Wasserstoffautos: Wie funktionieren sie – und haben sie eine Zukunft?
Das Ziel ist klar: Die CO2-Emissionen im Verkehrsbereich müssen rasch und deutlich sinken. Als Lösung dafür hält sich neben dem konventionellen Elektroauto auch das Wasserstoffauto im Gespräch. Zu Recht? Ein Blick auf seine Chancen für die Zukunft.
Publiziert 16.09.2025 Lesedauer 9 minNur gerade drei Wasserstoffautos wurden im ersten Halbjahr 2025 in der Schweiz neu zugelassen – und das nicht etwa pro Tag, sondern insgesamt (Quelle: auto-schweiz). Um diese Zahl einzuordnen: Im gleichen Zeitraum verkauften die Schweizer Autohändler 23 203 batterieelektrische Personenwagen. Wasserstoffautos und Wasserstoff als Treibstoff sind derzeit also weit davon entfernt, sich am Markt durchzusetzen. Wird sich das noch ändern?
So funktioniert ein Wasserstoffauto
Heutige Wasserstoffautos heissen auch Brennstoffzellenautos. Sie werden durch einen Elektromotor angetrieben – zählen also zu den Elektrofahrzeugen, wie der englische Begriff «Fuel Cell Electric Vehicle» (FCEV) verdeutlicht.
Was unterscheidet ein Wasserstoffauto von einem konventionellen Elektroauto? Es lädt den Strom für den Elektromotor nicht an einer Ladestation und hat deshalb auch keinen Ladeanschluss. Stattdessen produziert das Wasserstoffauto den benötigten Strom direkt während der Fahrt mithilfe seiner Brennstoffzelle.
Diese funktioniert wie ein kleines Kraftwerk: In einem chemischen Prozess reagiert der getankte Wasserstoff mit Sauerstoff. Dabei entstehen Strom, Wärme und Wasser. Aus dem Auspuff strömt bloss Wasserdampf.

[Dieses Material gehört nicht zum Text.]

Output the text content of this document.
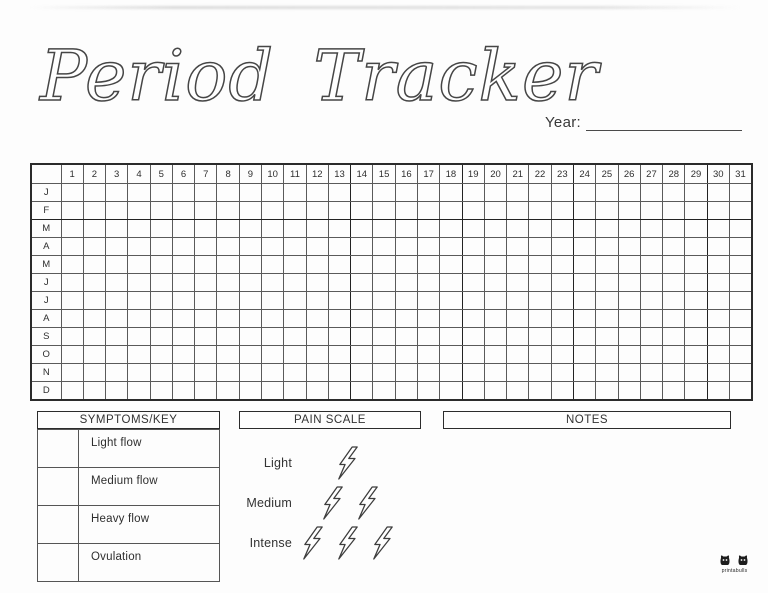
Period Tracker
Year:
	1	2	3	4	5	6	7	8	9	10	11	12	13	14	15	16	17	18	19	20	21	22	23	24	25	26	27	28	29	30	31
J																															
F																															
M																															
A																															
M																															
J																															
J																															
A																															
S																															
O																															
N																															
D																															
SYMPTOMS/KEY
	Light flow
	Medium flow
	Heavy flow
	Ovulation
PAIN SCALE
Light
Medium
Intense
NOTES
printabulls
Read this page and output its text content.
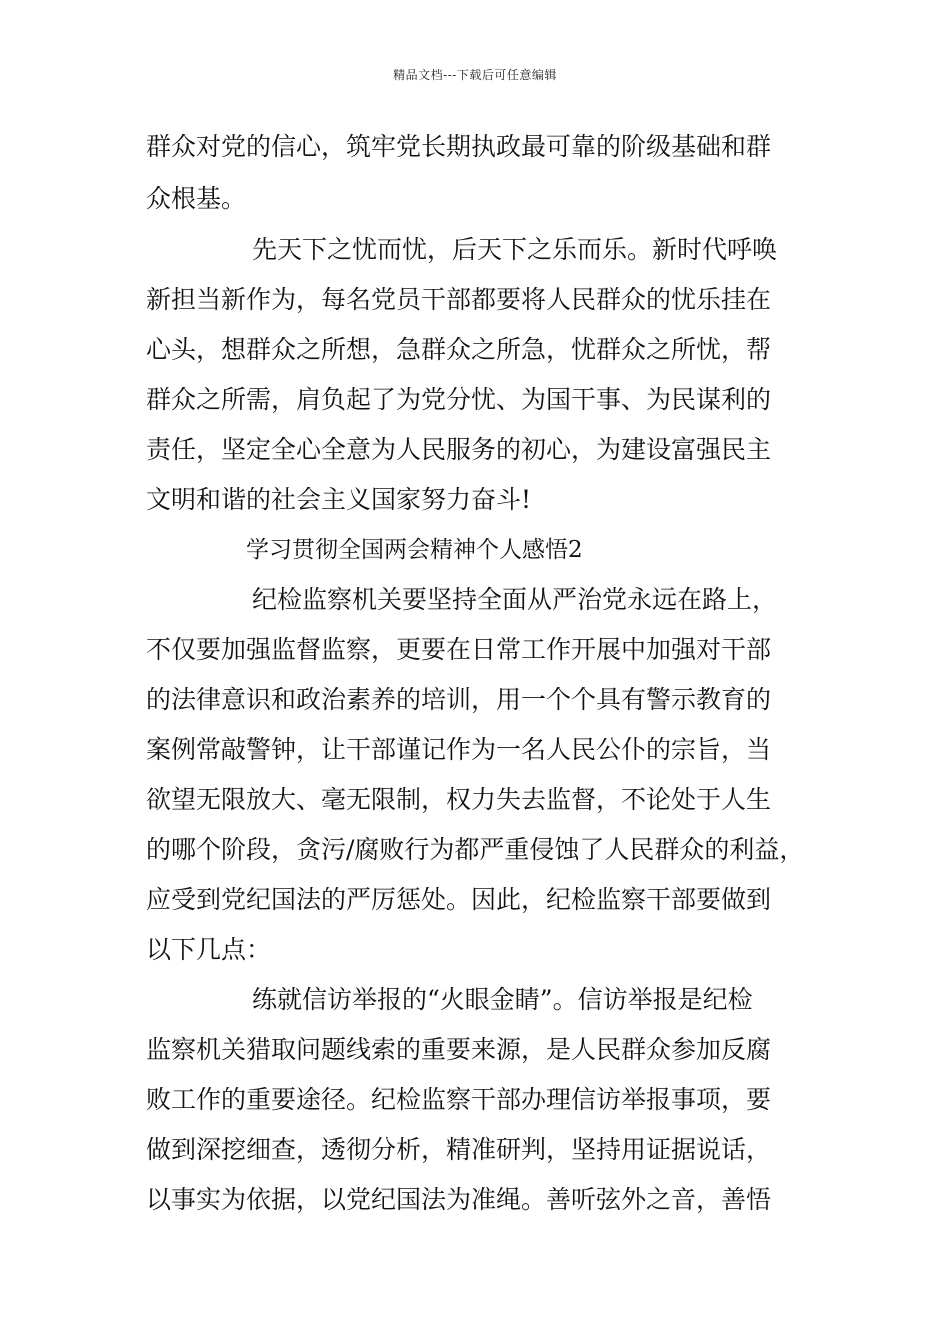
精品文档---下载后可任意编辑
群众对党的信心，筑牢党长期执政最可靠的阶级基础和群
众根基。
先天下之忧而忧，后天下之乐而乐。新时代呼唤
新担当新作为，每名党员干部都要将人民群众的忧乐挂在
心头，想群众之所想，急群众之所急，忧群众之所忧，帮
群众之所需，肩负起了为党分忧、为国干事、为民谋利的
责任，坚定全心全意为人民服务的初心，为建设富强民主
文明和谐的社会主义国家努力奋斗!
学习贯彻全国两会精神个人感悟2
纪检监察机关要坚持全面从严治党永远在路上，
不仅要加强监督监察，更要在日常工作开展中加强对干部
的法律意识和政治素养的培训，用一个个具有警示教育的
案例常敲警钟，让干部谨记作为一名人民公仆的宗旨，当
欲望无限放大、毫无限制，权力失去监督，不论处于人生
的哪个阶段，贪污/腐败行为都严重侵蚀了人民群众的利益，
应受到党纪国法的严厉惩处。因此，纪检监察干部要做到
以下几点：
练就信访举报的“火眼金睛”。信访举报是纪检
监察机关猎取问题线索的重要来源，是人民群众参加反腐
败工作的重要途径。纪检监察干部办理信访举报事项，要
做到深挖细查，透彻分析，精准研判，坚持用证据说话，
以事实为依据，以党纪国法为准绳。善听弦外之音，善悟
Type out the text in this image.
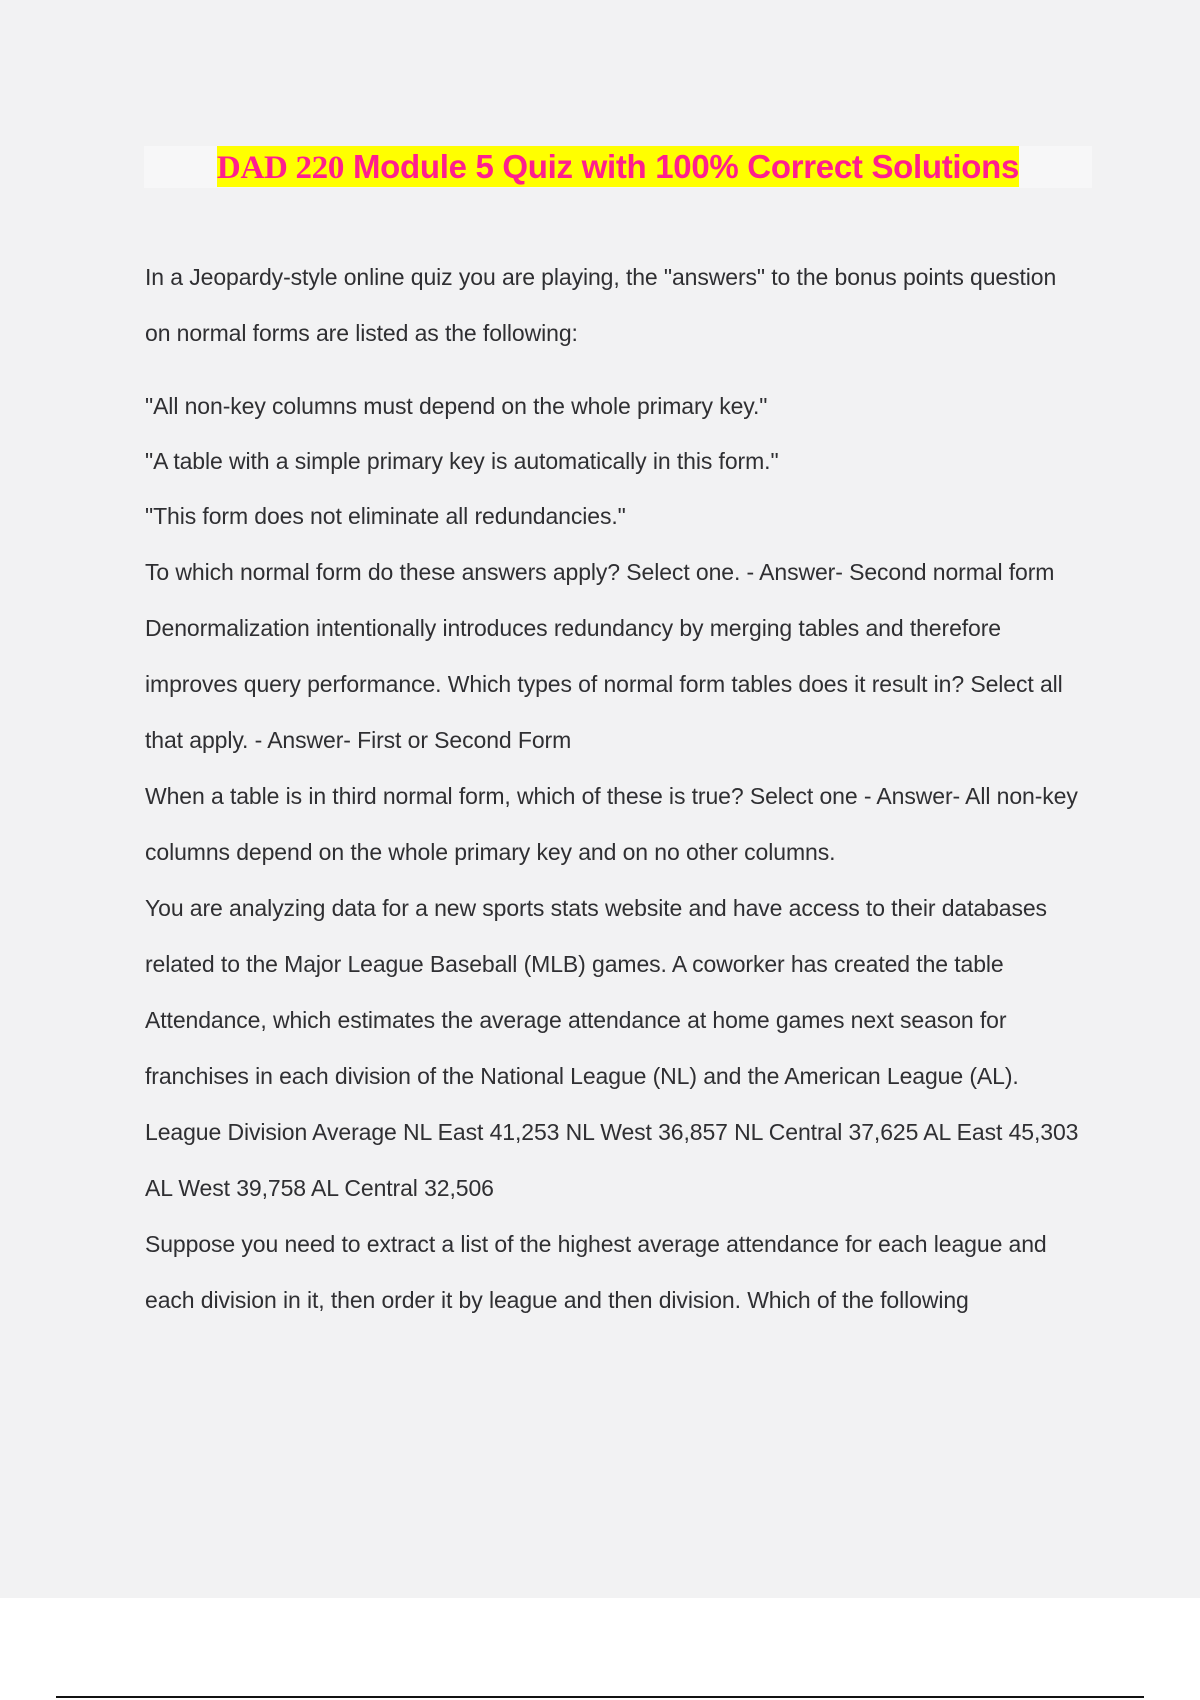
DAD 220 Module 5 Quiz with 100% Correct Solutions

In a Jeopardy-style online quiz you are playing, the "answers" to the bonus points question on normal forms are listed as the following:

"All non-key columns must depend on the whole primary key."

"A table with a simple primary key is automatically in this form."

"This form does not eliminate all redundancies."

To which normal form do these answers apply? Select one. - Answer- Second normal form

Denormalization intentionally introduces redundancy by merging tables and therefore improves query performance. Which types of normal form tables does it result in? Select all that apply. - Answer- First or Second Form

When a table is in third normal form, which of these is true? Select one - Answer- All non-key columns depend on the whole primary key and on no other columns.

You are analyzing data for a new sports stats website and have access to their databases related to the Major League Baseball (MLB) games. A coworker has created the table Attendance, which estimates the average attendance at home games next season for franchises in each division of the National League (NL) and the American League (AL). League Division Average NL East 41,253 NL West 36,857 NL Central 37,625 AL East 45,303 AL West 39,758 AL Central 32,506

Suppose you need to extract a list of the highest average attendance for each league and each division in it, then order it by league and then division. Which of the following
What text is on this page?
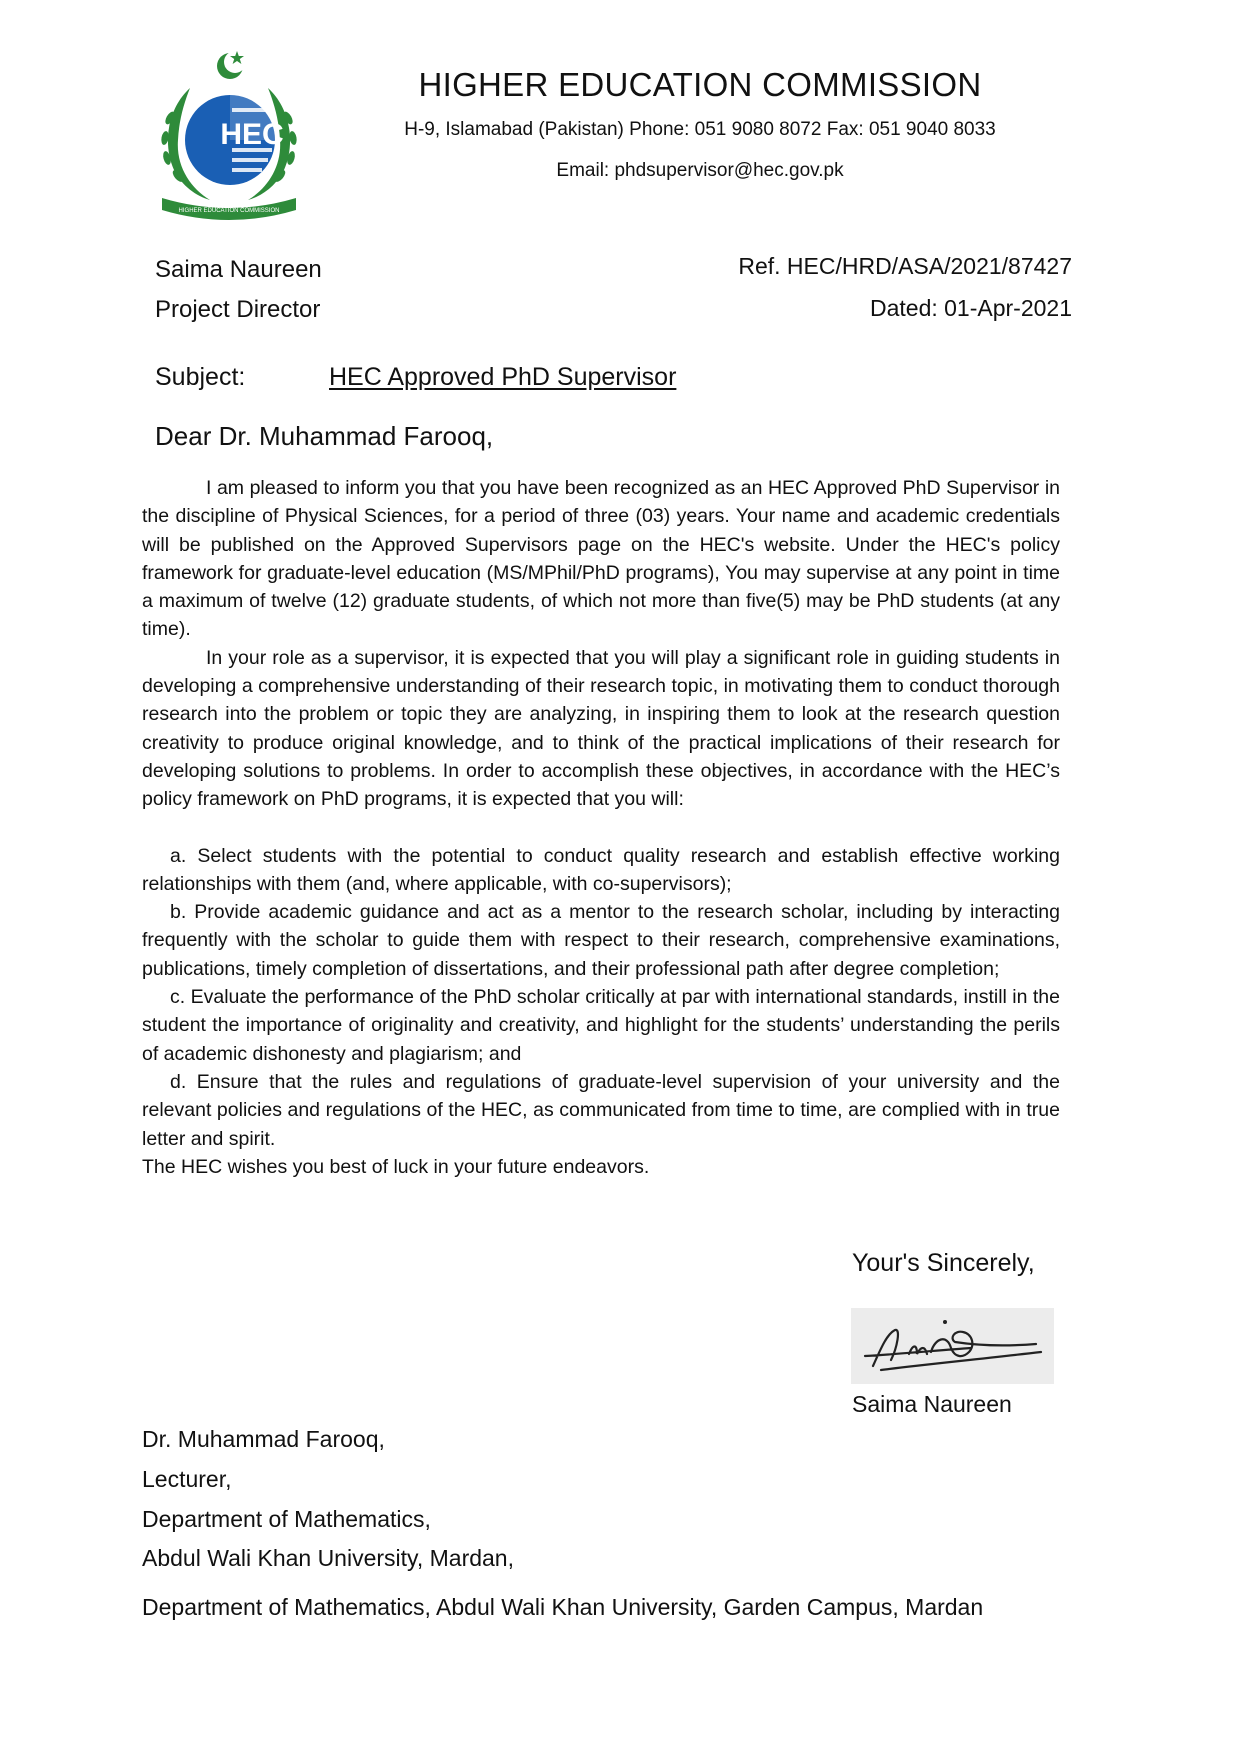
HEC
HIGHER EDUCATION COMMISSION
HIGHER EDUCATION COMMISSION
H-9, Islamabad (Pakistan) Phone: 051 9080 8072 Fax: 051 9040 8033
Email: phdsupervisor@hec.gov.pk
Saima Naureen
Project Director
Ref. HEC/HRD/ASA/2021/87427
Dated: 01-Apr-2021
Subject:	HEC Approved PhD Supervisor
Dear Dr. Muhammad Farooq,

I am pleased to inform you that you have been recognized as an HEC Approved PhD Supervisor in the discipline of Physical Sciences, for a period of three (03) years. Your name and academic credentials will be published on the Approved Supervisors page on the HEC's website. Under the HEC's policy framework for graduate-level education (MS/MPhil/PhD programs), You may supervise at any point in time a maximum of twelve (12) graduate students, of which not more than five(5) may be PhD students (at any time).

In your role as a supervisor, it is expected that you will play a significant role in guiding students in developing a comprehensive understanding of their research topic, in motivating them to conduct thorough research into the problem or topic they are analyzing, in inspiring them to look at the research question creativity to produce original knowledge, and to think of the practical implications of their research for developing solutions to problems. In order to accomplish these objectives, in accordance with the HEC’s policy framework on PhD programs, it is expected that you will:

a. Select students with the potential to conduct quality research and establish effective working relationships with them (and, where applicable, with co-supervisors);

b. Provide academic guidance and act as a mentor to the research scholar, including by interacting frequently with the scholar to guide them with respect to their research, comprehensive examinations, publications, timely completion of dissertations, and their professional path after degree completion;

c. Evaluate the performance of the PhD scholar critically at par with international standards, instill in the student the importance of originality and creativity, and highlight for the students’ understanding the perils of academic dishonesty and plagiarism; and

d. Ensure that the rules and regulations of graduate-level supervision of your university and the relevant policies and regulations of the HEC, as communicated from time to time, are complied with in true letter and spirit.

The HEC wishes you best of luck in your future endeavors.

Your's Sincerely,
Saima Naureen
Dr. Muhammad Farooq,
Lecturer,
Department of Mathematics,
Abdul Wali Khan University, Mardan,
Department of Mathematics, Abdul Wali Khan University, Garden Campus, Mardan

Der produzierte Strom wird je nach der aktuellen Motorenleistung direkt vom Elektromotor verbraucht oder in einer kleinen Batterie zwischengespeichert. Zudem kann ein Wasserstoffauto genau wie ein batterieelektrisches Auto Bremsenergie zurückgewinnen und speichern.
Was ist Wasserstoff und wie wird er hergestellt?
Wasserstoff ist ein farbloses, geschmacksneutrales und geruchsloses Gas. In der Natur kommt es üblicherweise nicht in reiner Form vor, sondern nur gebunden als Bestandteil grösserer Moleküle. Die bekannteste und häufigste Wasserstoffverbindung ist das Wasser (Quelle: www.wasserstoffostschweiz.ch).
Wasserstoff lässt sich auf verschiedene Arten herstellen. Am gängigsten sind heute die folgenden zwei Verfahren:
Dampfreformierung: Erdgas wird erhitzt und mit Wasserdampf vermischt. Dabei entstehen Wasserstoff und CO2.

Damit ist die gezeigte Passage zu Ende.